La confessione di Ratzinger sulla morte di papa Luciani
Dalla testimonianza emerge tutta la grande stima che Ratzinger nutre per la figura di Albino Luciani della cui santità si era detto “convintissimo” già nel 2003 e che considera “un uomo coraggioso sulla base della fede” in grado di rappresentare “un segno di speranza” in un momento in cui “la Chiesa postconciliare versava in una grande crisi”. “Il Postino di Dio” (titolo tratto da una definizione che Giovanni Paolo I amava dare di sè) è una raccolta preziosa di testimonianze di chi ha conosciuto o approfondito la figura dell’ultimo papa italiano. Racconti che contribuiscono anche a fare luce sul mistero della sua morte su cui tanto si è scritto, spesso lasciando più spazio all’immaginazione che alla realtà. Lo stesso Benedetto XVI ha rivelato di ritenere “insensate” le voci che circolavano su un presunto assassinio del suo predecessore, ricordando che “era chiaro che papa Luciani non era un gigante dal punto di vista della salute fisica”.
La cagionevolezza è un tema che ritorna in chi ha avuto modo di conoscere Luciani. Ad esempio, il cardinale Julián Herranz, membro dell’Opus Dei, ha ricordato a Scopelliti come in tutti gli incontri che ebbe con lui, il futuro Giovanni Paolo I aveva avuto problemi di salute. Lo stesso Giulio Andreotti ebbe modo di ricordare come rimase impressionato dal pallore del neoeletto papa in occasione della cerimonia di presa di possesso della Basilica lateranense, il 23 settembre 1978. Non tutti sanno che il sette volte presidente del Consiglio apprezzava molto la figura di Luciani ed amava citarlo quando gli chiedevano se continuava a considerarsi un conservatore.”Risponderò con Giovanni Paolo I: se conservatore vuol dire mantener intatta la propria fede, sono conservatore“, rispondeva Andreotti. E in effetti Luciani, a cui veniva attribuito questo appellativo soprattutto per il modo in cui aveva gestito la stagione delle contestazioni da vescovo, sosteneva che “se questo significa ‘fidem servavi’ (conservare la fede), sono un conservatore”.
È il ritratto che emerge dallo studio della sua figura e delle sue azioni, così come dalle testimonianze dirette di chi lo ha conosciuto: sempre nel libro di Scopelliti, ad esempio, c’è l’importante contributo del vescovo emerito di Belluno-Feltre, monsignor Giuseppe Andrich che lo conobbe e lo frequentò.
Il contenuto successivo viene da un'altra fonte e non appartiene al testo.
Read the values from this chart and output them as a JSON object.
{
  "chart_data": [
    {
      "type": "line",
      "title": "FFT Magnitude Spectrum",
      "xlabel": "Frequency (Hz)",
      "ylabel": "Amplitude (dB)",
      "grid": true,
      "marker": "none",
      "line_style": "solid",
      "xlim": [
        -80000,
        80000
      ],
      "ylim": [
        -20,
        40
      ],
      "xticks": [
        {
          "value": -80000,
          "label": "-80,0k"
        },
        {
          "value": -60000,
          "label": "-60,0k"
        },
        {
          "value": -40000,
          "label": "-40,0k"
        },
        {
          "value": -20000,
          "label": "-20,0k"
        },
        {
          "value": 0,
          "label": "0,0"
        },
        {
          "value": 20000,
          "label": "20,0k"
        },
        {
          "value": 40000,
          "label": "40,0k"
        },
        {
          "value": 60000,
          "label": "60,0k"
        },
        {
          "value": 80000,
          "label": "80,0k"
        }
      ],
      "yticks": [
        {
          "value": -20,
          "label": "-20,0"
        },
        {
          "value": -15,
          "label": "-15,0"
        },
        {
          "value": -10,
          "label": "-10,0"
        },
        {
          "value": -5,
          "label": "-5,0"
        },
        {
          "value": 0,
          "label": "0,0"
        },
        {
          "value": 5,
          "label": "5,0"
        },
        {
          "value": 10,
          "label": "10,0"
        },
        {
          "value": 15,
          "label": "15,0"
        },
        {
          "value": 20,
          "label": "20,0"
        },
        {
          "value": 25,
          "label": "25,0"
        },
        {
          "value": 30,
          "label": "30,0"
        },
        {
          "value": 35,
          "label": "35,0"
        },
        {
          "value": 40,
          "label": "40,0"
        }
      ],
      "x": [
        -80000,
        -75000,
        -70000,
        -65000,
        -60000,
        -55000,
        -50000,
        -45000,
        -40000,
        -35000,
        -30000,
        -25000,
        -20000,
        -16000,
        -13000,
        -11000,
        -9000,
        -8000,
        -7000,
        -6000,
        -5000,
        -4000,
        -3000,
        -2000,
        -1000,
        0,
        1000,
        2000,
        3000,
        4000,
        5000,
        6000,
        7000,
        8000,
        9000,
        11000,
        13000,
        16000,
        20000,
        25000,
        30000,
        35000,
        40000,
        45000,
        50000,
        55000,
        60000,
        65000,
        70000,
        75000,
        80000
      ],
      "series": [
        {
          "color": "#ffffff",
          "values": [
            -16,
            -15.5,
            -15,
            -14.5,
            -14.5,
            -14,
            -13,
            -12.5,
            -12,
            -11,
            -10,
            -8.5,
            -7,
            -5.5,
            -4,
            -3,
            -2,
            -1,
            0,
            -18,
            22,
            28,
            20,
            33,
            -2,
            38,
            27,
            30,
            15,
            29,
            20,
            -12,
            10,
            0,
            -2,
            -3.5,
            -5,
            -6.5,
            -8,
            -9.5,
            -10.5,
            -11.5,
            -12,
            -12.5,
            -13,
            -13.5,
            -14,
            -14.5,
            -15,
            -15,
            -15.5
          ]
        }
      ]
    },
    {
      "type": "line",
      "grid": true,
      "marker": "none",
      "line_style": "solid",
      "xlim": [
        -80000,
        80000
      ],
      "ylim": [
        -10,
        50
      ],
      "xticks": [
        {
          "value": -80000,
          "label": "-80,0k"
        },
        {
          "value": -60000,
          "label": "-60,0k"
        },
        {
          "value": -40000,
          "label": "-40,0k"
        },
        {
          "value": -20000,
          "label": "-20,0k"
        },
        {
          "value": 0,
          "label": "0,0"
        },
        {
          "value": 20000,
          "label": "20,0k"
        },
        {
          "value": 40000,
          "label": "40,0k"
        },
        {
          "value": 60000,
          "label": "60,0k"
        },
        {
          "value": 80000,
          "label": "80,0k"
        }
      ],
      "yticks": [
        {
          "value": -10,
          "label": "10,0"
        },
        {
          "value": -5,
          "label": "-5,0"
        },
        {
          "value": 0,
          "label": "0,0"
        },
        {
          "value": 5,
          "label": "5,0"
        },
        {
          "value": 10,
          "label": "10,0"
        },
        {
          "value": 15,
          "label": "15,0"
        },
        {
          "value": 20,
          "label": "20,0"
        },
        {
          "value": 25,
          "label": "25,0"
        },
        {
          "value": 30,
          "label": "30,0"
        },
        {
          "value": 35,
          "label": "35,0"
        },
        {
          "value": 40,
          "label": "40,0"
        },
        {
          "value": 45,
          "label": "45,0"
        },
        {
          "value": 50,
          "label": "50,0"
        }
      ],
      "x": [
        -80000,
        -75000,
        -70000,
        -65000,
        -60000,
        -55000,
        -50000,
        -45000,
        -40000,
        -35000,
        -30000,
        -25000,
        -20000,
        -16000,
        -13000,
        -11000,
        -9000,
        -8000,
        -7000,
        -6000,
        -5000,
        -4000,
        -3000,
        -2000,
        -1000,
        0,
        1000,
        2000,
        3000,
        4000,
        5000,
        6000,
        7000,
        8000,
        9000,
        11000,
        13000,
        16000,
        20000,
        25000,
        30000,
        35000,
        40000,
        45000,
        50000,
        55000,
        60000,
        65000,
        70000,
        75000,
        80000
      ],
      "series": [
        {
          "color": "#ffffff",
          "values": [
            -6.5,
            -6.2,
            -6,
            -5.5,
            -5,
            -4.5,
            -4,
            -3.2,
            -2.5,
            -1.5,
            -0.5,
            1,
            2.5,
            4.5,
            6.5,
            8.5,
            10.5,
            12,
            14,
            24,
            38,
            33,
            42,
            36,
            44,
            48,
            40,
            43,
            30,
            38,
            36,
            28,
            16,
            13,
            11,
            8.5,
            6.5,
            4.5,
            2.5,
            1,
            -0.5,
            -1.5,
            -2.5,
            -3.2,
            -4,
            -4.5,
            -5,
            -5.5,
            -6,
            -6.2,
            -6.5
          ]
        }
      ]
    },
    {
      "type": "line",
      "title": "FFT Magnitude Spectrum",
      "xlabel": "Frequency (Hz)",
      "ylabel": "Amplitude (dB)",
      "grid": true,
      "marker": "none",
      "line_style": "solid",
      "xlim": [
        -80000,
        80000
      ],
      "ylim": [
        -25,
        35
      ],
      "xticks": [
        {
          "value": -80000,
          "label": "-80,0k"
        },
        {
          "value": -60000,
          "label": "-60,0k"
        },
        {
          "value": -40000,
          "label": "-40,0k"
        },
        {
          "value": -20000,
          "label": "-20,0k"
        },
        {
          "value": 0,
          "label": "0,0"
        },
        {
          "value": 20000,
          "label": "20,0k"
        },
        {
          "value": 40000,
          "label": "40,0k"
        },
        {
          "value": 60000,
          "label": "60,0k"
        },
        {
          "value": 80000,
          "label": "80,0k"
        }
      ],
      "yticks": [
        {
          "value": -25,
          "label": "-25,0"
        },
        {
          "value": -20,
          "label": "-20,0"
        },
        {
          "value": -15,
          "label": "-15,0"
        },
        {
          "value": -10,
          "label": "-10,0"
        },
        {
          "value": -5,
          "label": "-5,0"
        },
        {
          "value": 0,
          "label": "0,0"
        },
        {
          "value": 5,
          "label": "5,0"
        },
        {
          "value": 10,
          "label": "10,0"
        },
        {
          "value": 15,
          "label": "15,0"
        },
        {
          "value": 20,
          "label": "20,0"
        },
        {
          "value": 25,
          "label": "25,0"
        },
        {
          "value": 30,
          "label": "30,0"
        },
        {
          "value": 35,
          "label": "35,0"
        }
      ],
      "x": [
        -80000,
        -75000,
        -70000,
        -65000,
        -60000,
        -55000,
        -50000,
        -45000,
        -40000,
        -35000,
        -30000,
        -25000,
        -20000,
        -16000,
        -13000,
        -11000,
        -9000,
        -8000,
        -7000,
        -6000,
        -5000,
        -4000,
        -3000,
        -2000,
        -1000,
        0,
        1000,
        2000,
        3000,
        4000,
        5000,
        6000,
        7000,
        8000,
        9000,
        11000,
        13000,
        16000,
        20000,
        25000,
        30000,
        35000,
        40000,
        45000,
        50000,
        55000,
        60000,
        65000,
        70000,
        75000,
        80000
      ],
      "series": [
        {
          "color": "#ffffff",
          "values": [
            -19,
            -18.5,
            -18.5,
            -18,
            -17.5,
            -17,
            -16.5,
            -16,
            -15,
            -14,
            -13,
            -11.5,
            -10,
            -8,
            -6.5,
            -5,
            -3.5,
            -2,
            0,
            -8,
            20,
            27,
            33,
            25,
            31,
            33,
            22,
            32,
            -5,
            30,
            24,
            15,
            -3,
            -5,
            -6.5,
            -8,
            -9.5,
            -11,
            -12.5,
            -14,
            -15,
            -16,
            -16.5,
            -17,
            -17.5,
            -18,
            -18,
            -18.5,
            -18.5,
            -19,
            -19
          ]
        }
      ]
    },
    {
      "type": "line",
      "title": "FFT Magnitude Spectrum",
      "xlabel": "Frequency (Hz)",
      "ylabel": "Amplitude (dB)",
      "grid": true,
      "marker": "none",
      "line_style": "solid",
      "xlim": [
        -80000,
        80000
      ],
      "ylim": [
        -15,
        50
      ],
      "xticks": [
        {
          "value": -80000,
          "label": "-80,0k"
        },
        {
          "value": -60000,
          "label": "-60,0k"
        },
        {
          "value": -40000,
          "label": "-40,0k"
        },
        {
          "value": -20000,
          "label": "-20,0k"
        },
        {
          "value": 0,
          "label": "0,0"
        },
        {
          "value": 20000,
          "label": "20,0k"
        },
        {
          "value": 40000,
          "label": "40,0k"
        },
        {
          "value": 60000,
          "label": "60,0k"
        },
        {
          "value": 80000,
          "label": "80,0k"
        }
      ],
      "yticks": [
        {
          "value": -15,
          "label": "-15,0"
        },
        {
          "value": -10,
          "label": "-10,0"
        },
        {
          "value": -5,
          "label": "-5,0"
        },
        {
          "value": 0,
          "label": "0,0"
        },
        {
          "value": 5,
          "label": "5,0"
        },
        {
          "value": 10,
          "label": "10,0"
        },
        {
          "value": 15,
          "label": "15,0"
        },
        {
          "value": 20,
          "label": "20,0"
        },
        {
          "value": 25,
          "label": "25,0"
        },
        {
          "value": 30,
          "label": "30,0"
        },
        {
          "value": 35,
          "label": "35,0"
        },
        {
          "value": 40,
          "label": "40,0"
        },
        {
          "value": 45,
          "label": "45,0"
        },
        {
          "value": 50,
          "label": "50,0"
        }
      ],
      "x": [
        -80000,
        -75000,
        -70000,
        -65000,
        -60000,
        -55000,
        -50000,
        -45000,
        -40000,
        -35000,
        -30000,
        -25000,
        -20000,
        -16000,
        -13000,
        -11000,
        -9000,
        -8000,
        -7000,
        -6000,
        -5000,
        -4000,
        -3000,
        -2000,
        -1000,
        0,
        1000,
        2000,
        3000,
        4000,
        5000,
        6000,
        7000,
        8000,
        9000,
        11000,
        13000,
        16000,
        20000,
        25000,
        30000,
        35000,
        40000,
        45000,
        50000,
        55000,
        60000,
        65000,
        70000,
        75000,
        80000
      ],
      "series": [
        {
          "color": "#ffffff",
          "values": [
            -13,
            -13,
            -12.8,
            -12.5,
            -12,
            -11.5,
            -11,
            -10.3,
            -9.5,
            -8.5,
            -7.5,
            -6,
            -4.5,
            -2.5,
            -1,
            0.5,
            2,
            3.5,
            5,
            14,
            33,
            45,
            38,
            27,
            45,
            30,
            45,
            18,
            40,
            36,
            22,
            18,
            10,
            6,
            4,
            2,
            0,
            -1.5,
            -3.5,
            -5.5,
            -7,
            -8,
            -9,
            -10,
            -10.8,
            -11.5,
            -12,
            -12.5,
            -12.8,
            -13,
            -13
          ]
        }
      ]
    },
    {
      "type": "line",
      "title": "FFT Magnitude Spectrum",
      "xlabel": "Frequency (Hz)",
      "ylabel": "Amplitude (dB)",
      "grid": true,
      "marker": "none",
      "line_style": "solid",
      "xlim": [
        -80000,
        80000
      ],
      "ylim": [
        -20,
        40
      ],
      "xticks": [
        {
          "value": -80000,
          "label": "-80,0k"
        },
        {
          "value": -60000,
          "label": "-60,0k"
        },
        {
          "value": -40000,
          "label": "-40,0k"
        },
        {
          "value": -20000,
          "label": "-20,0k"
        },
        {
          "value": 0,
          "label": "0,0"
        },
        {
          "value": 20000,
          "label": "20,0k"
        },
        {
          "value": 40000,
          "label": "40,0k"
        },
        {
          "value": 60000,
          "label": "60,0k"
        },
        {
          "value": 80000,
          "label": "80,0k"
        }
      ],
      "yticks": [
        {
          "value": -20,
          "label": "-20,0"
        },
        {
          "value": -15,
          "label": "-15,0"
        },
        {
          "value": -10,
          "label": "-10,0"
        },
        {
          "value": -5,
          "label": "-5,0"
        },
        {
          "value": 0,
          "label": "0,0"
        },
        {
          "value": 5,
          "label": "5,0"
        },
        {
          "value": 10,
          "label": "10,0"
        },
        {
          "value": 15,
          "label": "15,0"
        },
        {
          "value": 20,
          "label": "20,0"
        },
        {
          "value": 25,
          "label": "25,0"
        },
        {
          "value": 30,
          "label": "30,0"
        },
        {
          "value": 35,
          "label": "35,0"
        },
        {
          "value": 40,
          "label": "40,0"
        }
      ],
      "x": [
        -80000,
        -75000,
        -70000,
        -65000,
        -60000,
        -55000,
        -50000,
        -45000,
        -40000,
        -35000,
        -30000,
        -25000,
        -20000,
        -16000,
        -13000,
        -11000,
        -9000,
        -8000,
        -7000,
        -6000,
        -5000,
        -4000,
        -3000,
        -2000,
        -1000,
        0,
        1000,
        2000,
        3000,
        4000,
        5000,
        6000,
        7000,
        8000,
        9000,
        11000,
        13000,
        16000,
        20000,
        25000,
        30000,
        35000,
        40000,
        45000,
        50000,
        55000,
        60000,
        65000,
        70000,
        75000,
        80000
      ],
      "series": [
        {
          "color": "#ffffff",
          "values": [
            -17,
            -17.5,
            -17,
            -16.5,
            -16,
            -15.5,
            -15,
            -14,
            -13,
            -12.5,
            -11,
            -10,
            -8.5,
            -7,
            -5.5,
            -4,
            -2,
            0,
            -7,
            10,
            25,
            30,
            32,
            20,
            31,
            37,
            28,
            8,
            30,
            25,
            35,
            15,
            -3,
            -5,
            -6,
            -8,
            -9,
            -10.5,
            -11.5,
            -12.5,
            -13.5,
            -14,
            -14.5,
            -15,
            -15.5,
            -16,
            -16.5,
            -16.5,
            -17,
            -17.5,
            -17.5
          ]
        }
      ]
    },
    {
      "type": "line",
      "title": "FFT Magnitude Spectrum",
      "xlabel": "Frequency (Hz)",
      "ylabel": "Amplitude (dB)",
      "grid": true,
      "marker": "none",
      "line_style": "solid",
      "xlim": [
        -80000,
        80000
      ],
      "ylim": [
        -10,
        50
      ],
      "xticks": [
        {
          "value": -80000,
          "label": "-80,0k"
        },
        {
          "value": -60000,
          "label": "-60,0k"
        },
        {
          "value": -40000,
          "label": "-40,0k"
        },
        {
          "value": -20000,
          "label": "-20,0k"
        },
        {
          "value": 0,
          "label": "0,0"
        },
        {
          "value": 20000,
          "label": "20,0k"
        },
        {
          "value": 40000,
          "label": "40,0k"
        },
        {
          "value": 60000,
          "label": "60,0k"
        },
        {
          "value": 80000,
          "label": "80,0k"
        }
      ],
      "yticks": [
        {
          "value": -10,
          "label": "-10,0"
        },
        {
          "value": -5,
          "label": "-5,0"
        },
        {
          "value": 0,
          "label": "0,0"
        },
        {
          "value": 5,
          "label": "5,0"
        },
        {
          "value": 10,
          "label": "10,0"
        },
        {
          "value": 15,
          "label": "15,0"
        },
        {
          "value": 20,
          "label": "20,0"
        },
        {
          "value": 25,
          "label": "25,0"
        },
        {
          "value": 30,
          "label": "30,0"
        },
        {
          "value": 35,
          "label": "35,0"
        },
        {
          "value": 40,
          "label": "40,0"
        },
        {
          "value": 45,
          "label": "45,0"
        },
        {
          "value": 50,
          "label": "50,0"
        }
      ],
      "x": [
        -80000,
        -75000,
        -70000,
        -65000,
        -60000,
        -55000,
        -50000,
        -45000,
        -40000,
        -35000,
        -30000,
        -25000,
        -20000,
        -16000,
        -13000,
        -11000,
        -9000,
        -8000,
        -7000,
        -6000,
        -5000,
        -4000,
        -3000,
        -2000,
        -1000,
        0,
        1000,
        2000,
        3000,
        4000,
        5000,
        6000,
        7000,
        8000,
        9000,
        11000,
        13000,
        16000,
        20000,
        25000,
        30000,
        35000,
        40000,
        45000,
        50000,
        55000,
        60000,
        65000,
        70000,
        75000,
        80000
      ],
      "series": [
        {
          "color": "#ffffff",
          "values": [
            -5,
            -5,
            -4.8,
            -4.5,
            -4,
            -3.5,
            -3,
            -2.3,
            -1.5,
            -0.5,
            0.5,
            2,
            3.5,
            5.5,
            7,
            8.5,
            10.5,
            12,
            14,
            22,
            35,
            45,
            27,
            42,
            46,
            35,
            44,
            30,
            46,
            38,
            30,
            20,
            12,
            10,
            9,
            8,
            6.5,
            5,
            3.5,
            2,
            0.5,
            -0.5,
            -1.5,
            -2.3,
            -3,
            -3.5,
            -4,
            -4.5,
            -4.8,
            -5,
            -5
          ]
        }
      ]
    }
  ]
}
Così lo ha ricordato l’anziano vescovo: “Luciani sapeva che le sue prese di posizione gli stavano facendo il vuoto intorno, ma non tentennava: ‘Cosa fareste al mio posto? Dovrei interdirmi ogni accenno agli errori o alle opinioni pericolose messe in giro? Mi pare di no, tradirei la mia missione e il popolo cristiano, il cui primo diritto è di sapere con chiarezza quali sono le virtù rivelate da Dio'”.
Allo stesso modo, per capire chi è stato davvero il “papa del sorriso” e perché merita l’elevazione agli altari, risultano preziose le memorie di due suoi segretari: l’orionino don Diego Lorenzi che lo affiancò a Venezia e a Roma e che ne ha scritto in un memoriale consultabile sul web e don Francesco Taffarel, fedele collaboratore nel periodo di Vittorio Veneto e con il quale i rapporti non s’interruppero mai. Don Taffarel è morto improvvisamente nel 2014 ma oltre ad aver lasciato la sua testimonianza per la positio nella causa di beatificazione (che si trova sempre nel libro “Il Postino di Dio”) ha anche affidato a Nicola Scopelliti un importante manoscritto di aneddoti e racconti vergati dal futuro Giovanni Paolo I e fino ad allora inediti. Sono usciti in un volume col titolo di “Giocare con Dio” (edizioni Ares) curato dallo stesso giornalista e sono utili, come sosteneva don Taffarel, a comprendere la “personalità accogliente e ospitale, il suo spirito libero e arguto, l’amore per i semplici accompagnato sempre dal desiderio profondo di fare apostolato, cioè di portare Gesù a tutti”. Un po’ come il volume “Illustrissimi”, catechesi in forma di lettere ai grandi del passato pubblicata quando Luciani era patriarca di Venezia e che lo stesso Ratzinger ha confidato di aver comprato subito dopo l’elezione nel 1978 per conoscere meglio il papa che oggi sarà beato. Dietro “quella semplicità, stava una formazione, specialmente di tipo letterario, grande e ricca, come emerge in modo affascinante dal piccolo libro Illustrissimi”, ha spiegato il papa emerito.